On Sept. 10, 2001, Cary was earning about $55,000 a year. On Sept. 12, the decline began. No one was flying. No one was renting cars. Down went the commissions Cary gets when customers sign up for insurance coverage. "Maybe $35,000," he says of what he earns now, and that includes income from a second job he took a year ago, delivering pizzas on Friday and Saturday nights.

Forty hours a week at the car-rental counter, 12 hours a week running pizzas, the pinch of gasoline at $2 a gallon, savings drained, the realization that he and Tara are "kind of the working poor" -- and still it was moral concerns, rather than economic ones, that guided both of them on Election Day.

"I don't blame President Bush for anything that's happened with my income," Cary says. Rather, he looks at Bush as someone who believes in "personal responsibility," which Cary believes in as well. Don't complain. Solve. "There are jobs out there," he says, and as tired as he might be on Saturday night as he drives the streets of northern Ohio, he can use that time to listen to worship tapes, to think, to pray and to remind himself of what the priorities of a good life should be.

"Jobs will come and go. But your character -- you have to hang on to that," he says. "It's what you're defined by."

"It's been rough. Very rough. I mean scraping by," Tara says. But "to us, the biggest things were the moral things."

Because of this, Tuesday came with what they both say was "a sense of urgency." They voted for Bush. They voted for a state constitutional ban on same-sex marriage. Cary went to bed toward midnight, when the outcome was not yet clear. Tara stayed up till 2:30, too nervous to sleep, mostly watching Fox News.

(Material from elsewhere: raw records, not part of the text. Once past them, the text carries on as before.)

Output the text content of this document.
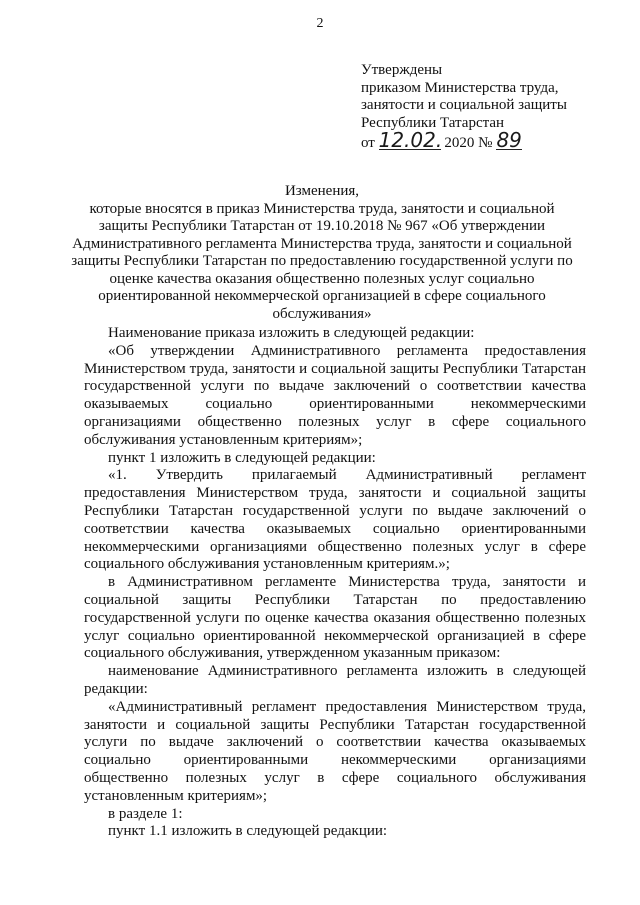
2
Утверждены
приказом Министерства труда,
занятости и социальной защиты
Республики Татарстан
от 12.02. 2020 № 89
Изменения,
которые вносятся в приказ Министерства труда, занятости и социальной
защиты Республики Татарстан от 19.10.2018 № 967 «Об утверждении
Административного регламента Министерства труда, занятости и социальной
защиты Республики Татарстан по предоставлению государственной услуги по
оценке качества оказания общественно полезных услуг социально
ориентированной некоммерческой организацией в сфере социального
обслуживания»

Наименование приказа изложить в следующей редакции:

«Об утверждении Административного регламента предоставления Министерством труда, занятости и социальной защиты Республики Татарстан государственной услуги по выдаче заключений о соответствии качества оказываемых социально ориентированными некоммерческими организациями общественно полезных услуг в сфере социального обслуживания установленным критериям»;

пункт 1 изложить в следующей редакции:

«1. Утвердить прилагаемый Административный регламент предоставления Министерством труда, занятости и социальной защиты Республики Татарстан государственной услуги по выдаче заключений о соответствии качества оказываемых социально ориентированными некоммерческими организациями общественно полезных услуг в сфере социального обслуживания установленным критериям.»;

в Административном регламенте Министерства труда, занятости и социальной защиты Республики Татарстан по предоставлению государственной услуги по оценке качества оказания общественно полезных услуг социально ориентированной некоммерческой организацией в сфере социального обслуживания, утвержденном указанным приказом:

наименование Административного регламента изложить в следующей редакции:

«Административный регламент предоставления Министерством труда, занятости и социальной защиты Республики Татарстан государственной услуги по выдаче заключений о соответствии качества оказываемых социально ориентированными некоммерческими организациями общественно полезных услуг в сфере социального обслуживания установленным критериям»;

в разделе 1:

пункт 1.1 изложить в следующей редакции:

An hour later, the alarm went off for the first time, and while Tara slept, Cary did what he always does -- tiptoe out, dress down the hall, eat a bowl of Wheaties, drive to the airport, fiddle with the radio, pray.

By 7:30, when Tara awakened, Cary was already dealing with a number of customers wearing Kerry buttons, one of whom approached the counter singing a song about saving the world.

"We did that yesterday," Cary said to him. "What do you mean?" the man asked. "With the vote," Cary said, and as the customers kept coming, fleeing Ohio now that the election was settled, Tara was home-schooling the 5-year-old, and dressing the 3-year-old, and feeding the 6-month-old, and preparing the house so that when Cary walked in the front door after eight hours of whatever, he would know "that he's wanted. That he's home."

He walked in smiling, as he always tries to do, just as John F. Kerry was conceding defeat in faraway Boston, and an hour later, when Bush was declaring victory, he and Tara are in the thick of a day that would be the same no matter who won the election. A crying child with a bump on her head who needs a prayer. A neighbor who wants to borrow the minivan. A diaper that needs changing. A chair that the 5-year-old is trying to turn into a balance beam.

A typical day -- except with a particular hum to it that wasn't there the day before. The day before, they were the margins. Now they are the majority. "To know that he prays," Tara says of Bush, "and I really believe he does, that's a huge thing." The sanctity of marriage will be fine. The Supreme Court will be fine. The war on terror will be fine. The economy will be fine.

"It's not like a major euphoric outbreak," Cary says. "It's more like satisfaction."

"Validation," Tara says.

"I'm just kind of hopeful," Cary says.

"Definitely," Tara says.

A celebration, then, for two Bush votes as the next four years begin.

"Dear Lord," they say, one more time.